朔方以北,千里冰封。
公孙衍所率的北路军,与其说是军队,不如说是一支为了复仇而拼凑到一起的联军!
这支以原朔方边军为骨干,配以燕国中军精锐及各归附部落精选勇士的军团,总数两万,却拥有超过四万匹战马。
他们没有携带沉重的攻城器械,甚至辎重都精简到了极致。
每人双马甚至三马轮换,驮载着肉干、奶渣、炒面和必不可少的盐块。
他们的铠甲经过改良,减轻了重量,内衬厚实皮毛以御严寒,武器则以利于劈砍的环首刀和便携的火枪为主。
公孙衍骑在马上,登高远望,呼出的白气瞬间凝成冰霜。
他手中不再是蓟城案头的文书,而是一把磨得锃亮的战刀。
父亲公孙里的影子似乎与这北地风雪融为一体,他不再困惑于父亲会如何选择,因为此刻,他即是燕国的刀锋,执行着霞夫人的燕国意志。

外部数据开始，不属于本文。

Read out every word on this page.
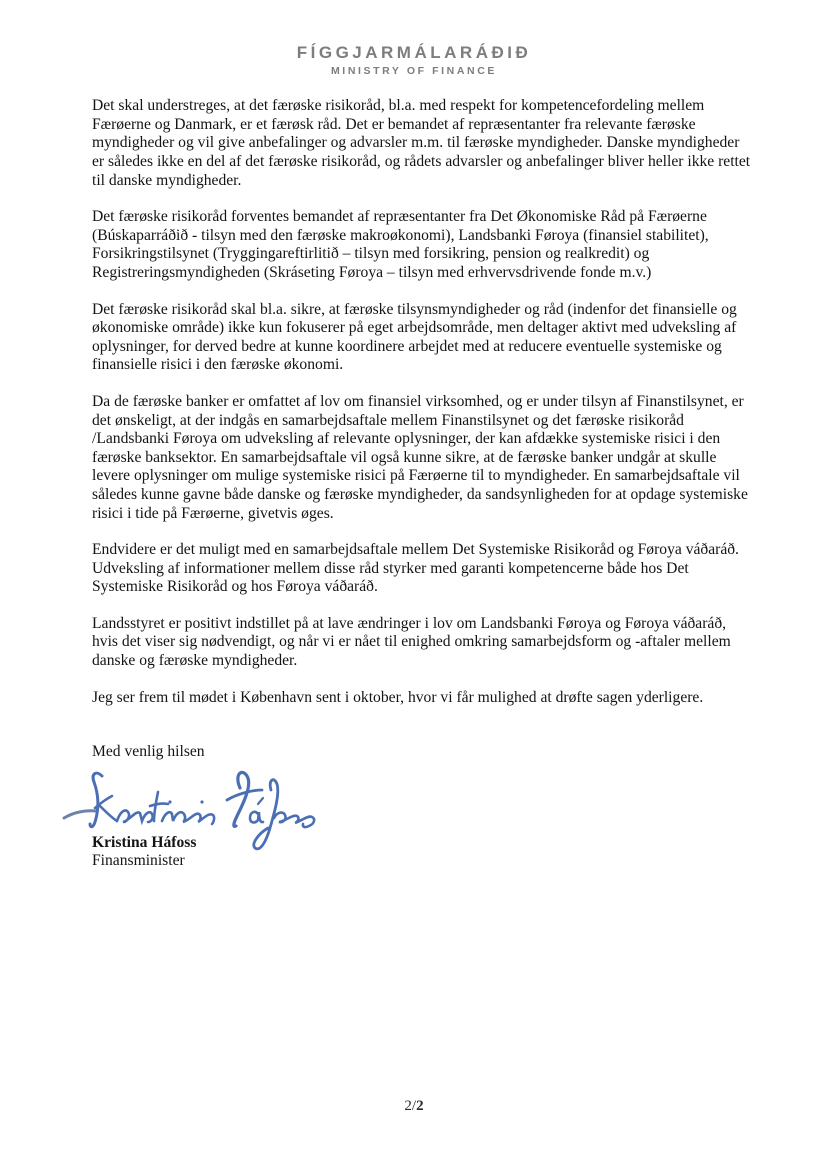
FÍGGJARMÁLARÁÐIÐ
MINISTRY OF FINANCE

Det skal understreges, at det færøske risikoråd, bl.a. med respekt for kompetencefordeling mellem Færøerne og Danmark, er et færøsk råd. Det er bemandet af repræsentanter fra relevante færøske myndigheder og vil give anbefalinger og advarsler m.m. til færøske myndigheder. Danske myndigheder er således ikke en del af det færøske risikoråd, og rådets advarsler og anbefalinger bliver heller ikke rettet til danske myndigheder.

Det færøske risikoråd forventes bemandet af repræsentanter fra Det Økonomiske Råd på Færøerne (Búskaparráðið - tilsyn med den færøske makroøkonomi), Landsbanki Føroya (finansiel stabilitet), Forsikringstilsynet (Tryggingareftirlitið – tilsyn med forsikring, pension og realkredit) og Registreringsmyndigheden (Skráseting Føroya – tilsyn med erhvervsdrivende fonde m.v.)

Det færøske risikoråd skal bl.a. sikre, at færøske tilsynsmyndigheder og råd (indenfor det finansielle og økonomiske område) ikke kun fokuserer på eget arbejdsområde, men deltager aktivt med udveksling af oplysninger, for derved bedre at kunne koordinere arbejdet med at reducere eventuelle systemiske og finansielle risici i den færøske økonomi.

Da de færøske banker er omfattet af lov om finansiel virksomhed, og er under tilsyn af Finanstilsynet, er det ønskeligt, at der indgås en samarbejdsaftale mellem Finanstilsynet og det færøske risikoråd /Landsbanki Føroya om udveksling af relevante oplysninger, der kan afdække systemiske risici i den færøske banksektor. En samarbejdsaftale vil også kunne sikre, at de færøske banker undgår at skulle levere oplysninger om mulige systemiske risici på Færøerne til to myndigheder. En samarbejdsaftale vil således kunne gavne både danske og færøske myndigheder, da sandsynligheden for at opdage systemiske risici i tide på Færøerne, givetvis øges.

Endvidere er det muligt med en samarbejdsaftale mellem Det Systemiske Risikoråd og Føroya váðaráð. Udveksling af informationer mellem disse råd styrker med garanti kompetencerne både hos Det Systemiske Risikoråd og hos Føroya váðaráð.

Landsstyret er positivt indstillet på at lave ændringer i lov om Landsbanki Føroya og Føroya váðaráð, hvis det viser sig nødvendigt, og når vi er nået til enighed omkring samarbejdsform og -aftaler mellem danske og færøske myndigheder.

Jeg ser frem til mødet i København sent i oktober, hvor vi får mulighed at drøfte sagen yderligere.

Med venlig hilsen
Kristina Háfoss
Finansminister
2/2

“将军,前方斥候回报,於提单于残部约两万人,退至北海(今贝加尔湖)以南的‘狼居胥山’重整,依山扎营,据险而守。附近几个游移不定的部落,见单于王庭被破,有向此地靠拢的迹象。”副将低声禀报,羊皮地图在寒风中哗啦作响。
公孙衍目光冷峻。
他知道必须快,必须在匈奴残部重新凝聚成拳头之前,将其彻底打散,尤其是必须斩杀或擒获於提,否则匈奴死灰复燃只是时间问题。
“传令全军,抛弃所有非必要物品,只带五日口粮和火药、箭矢。”公孙衍的声音斩钉截铁,“前锋营为前导,轻骑连夜出发,绕行北麓,截断其北逃之路。主力明日丑时拔营,偃旗息鼓,马蹄裹毡,直扑狼居胥山南麓大营。告诉将士们,此战不为掠地,只为斩首!诛杀於提者,封侯,赏万金,荫及三代!”
军令如山。
燕军如同雪原上的幽灵,在夜幕和风雪的掩护下开始急速机动。
前锋营三千最悍勇的骑士,在熟悉极北地形的戎夷向导带领下,顶着刺骨的“白毛风”(暴风雪),消失在漆黑的北方。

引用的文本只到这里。